To Detect and Remove Outliers from the given Dataset.
Outlier is a data object that deviates significantly from the rest of the data objects and behaves in a different manner. They can be caused by measurement or execution errors. The analysis of outlier data is referred to as outlier analysis or outlier mining. The box plot is a useful graphical display for describing the behavior of the data in the middle as well as at the ends of the distributions. The box plot uses the median and the lower and upper quartiles (defined as the 25th and 75th percentiles). If the lower quartile is Q1 and the upper quartile is Q3, then the difference (Q3 - Q1) is called the interquartile range or IQ.
Step 1:- Import the required packages.
Step 2:- Read the csv file and convert them into Dataframe.
Step 3:- Use drop function to remove a column "Gender" from the Dataframe.
Step 4:- Apply Graphical Method "Box plot",which exhibits the Outliers.
Step 5:- Apply Z-score function defined in scipy library to detect the outliers.

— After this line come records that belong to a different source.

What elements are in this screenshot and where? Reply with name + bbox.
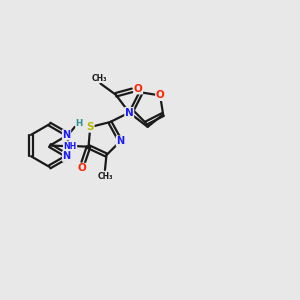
Text: O: O bbox=[156, 90, 164, 100]
Text: S: S bbox=[86, 122, 94, 132]
Text: N: N bbox=[116, 136, 124, 146]
Text: CH₃: CH₃ bbox=[97, 172, 113, 181]
Text: NH: NH bbox=[64, 142, 77, 151]
Text: N: N bbox=[62, 130, 70, 140]
Text: H: H bbox=[76, 119, 83, 128]
Text: N: N bbox=[62, 151, 70, 161]
Text: O: O bbox=[77, 164, 86, 173]
Text: O: O bbox=[134, 84, 142, 94]
Text: CH₃: CH₃ bbox=[91, 74, 107, 82]
Text: N: N bbox=[125, 108, 134, 118]
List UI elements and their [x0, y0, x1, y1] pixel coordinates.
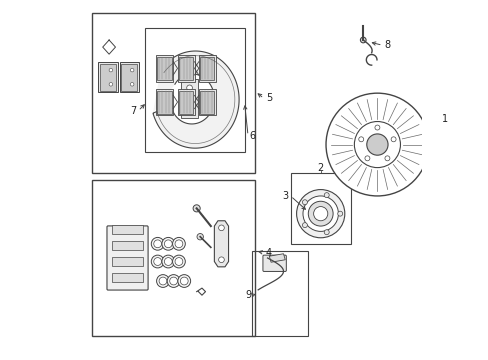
- Circle shape: [167, 275, 180, 287]
- FancyBboxPatch shape: [107, 226, 148, 290]
- Circle shape: [156, 275, 169, 287]
- Bar: [111, 225, 143, 234]
- Bar: [111, 273, 143, 282]
- Bar: [181, 79, 198, 118]
- Circle shape: [162, 255, 174, 268]
- Circle shape: [169, 277, 177, 285]
- Circle shape: [180, 277, 188, 285]
- Circle shape: [324, 193, 328, 198]
- Circle shape: [172, 238, 185, 250]
- Circle shape: [175, 240, 183, 248]
- Polygon shape: [269, 254, 285, 262]
- Circle shape: [178, 275, 190, 287]
- Bar: [98, 62, 118, 92]
- Circle shape: [324, 230, 328, 235]
- Circle shape: [374, 125, 379, 130]
- Bar: [156, 55, 173, 82]
- Circle shape: [151, 255, 163, 268]
- Circle shape: [151, 238, 163, 250]
- Bar: [251, 251, 307, 336]
- Circle shape: [164, 240, 172, 248]
- Bar: [121, 64, 137, 90]
- Bar: [157, 90, 171, 113]
- Bar: [157, 57, 171, 80]
- Circle shape: [197, 234, 203, 240]
- Circle shape: [175, 258, 183, 265]
- Circle shape: [218, 225, 224, 231]
- Circle shape: [130, 82, 134, 86]
- Text: 8: 8: [384, 40, 390, 50]
- Circle shape: [384, 156, 389, 161]
- Text: 3: 3: [282, 191, 288, 201]
- Circle shape: [186, 96, 192, 101]
- Bar: [145, 28, 244, 152]
- Text: 9: 9: [245, 290, 251, 300]
- Circle shape: [130, 68, 134, 72]
- Bar: [178, 90, 193, 113]
- Circle shape: [186, 85, 192, 91]
- Circle shape: [186, 106, 192, 112]
- Bar: [177, 89, 194, 115]
- Text: 5: 5: [265, 94, 271, 103]
- Circle shape: [109, 68, 112, 72]
- Bar: [119, 62, 139, 92]
- Circle shape: [354, 122, 400, 168]
- Circle shape: [303, 196, 338, 231]
- Circle shape: [390, 137, 395, 142]
- Polygon shape: [214, 221, 228, 267]
- Bar: [156, 89, 173, 115]
- Text: 4: 4: [265, 248, 271, 258]
- Text: 7: 7: [130, 106, 136, 116]
- Bar: [92, 13, 255, 173]
- Circle shape: [325, 93, 428, 196]
- Circle shape: [153, 258, 161, 265]
- Text: 2: 2: [317, 163, 323, 172]
- Circle shape: [172, 255, 185, 268]
- FancyBboxPatch shape: [263, 255, 286, 271]
- Circle shape: [313, 207, 327, 221]
- Circle shape: [307, 201, 332, 226]
- Circle shape: [193, 205, 200, 212]
- Circle shape: [360, 37, 366, 43]
- Text: 6: 6: [249, 131, 255, 141]
- Circle shape: [296, 190, 344, 238]
- Bar: [198, 89, 215, 115]
- Bar: [198, 55, 215, 82]
- Circle shape: [358, 137, 363, 142]
- Circle shape: [366, 134, 387, 155]
- Text: 1: 1: [441, 114, 447, 124]
- Bar: [200, 57, 214, 80]
- Circle shape: [364, 156, 369, 161]
- Bar: [100, 64, 116, 90]
- Circle shape: [153, 240, 161, 248]
- Bar: [200, 90, 214, 113]
- Circle shape: [302, 200, 307, 205]
- Bar: [290, 173, 350, 244]
- Bar: [111, 257, 143, 266]
- Circle shape: [337, 211, 342, 216]
- Circle shape: [164, 258, 172, 265]
- Bar: [111, 241, 143, 250]
- Circle shape: [302, 222, 307, 228]
- Circle shape: [162, 238, 174, 250]
- Bar: [177, 55, 194, 82]
- Circle shape: [159, 277, 166, 285]
- Circle shape: [109, 82, 112, 86]
- Bar: [92, 180, 255, 336]
- Circle shape: [218, 257, 224, 262]
- Bar: [178, 57, 193, 80]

Step 6:- Apply Statistical Method "Interquartile Range(IQR)" ,to remove the Outliers from the Dataset.
import pandas as pd
import numpy as np
df=pd.read_csv("weight.csv")
df
df.drop("Gender",axis=1,inplace=True)
df
df.boxplot()
from scipy import stats
z=np.abs(stats.zscore(df))
z
df1=df.copy()
df1=df1[(z<3).all(axis=1)]
df1
df1.boxplot()
df2=df.copy()
q1=df2.quantile(0.25)
q3=df2.quantile(0.75)
IQR=q3-q1
df2_new=df2[((df2>=q1-1.5*IQR)&(df2<=q3+1.5*IQR)).all(axis=1)]
df2_new.boxplot()
df2_new
The Outliers are detected and removed from the Dataset.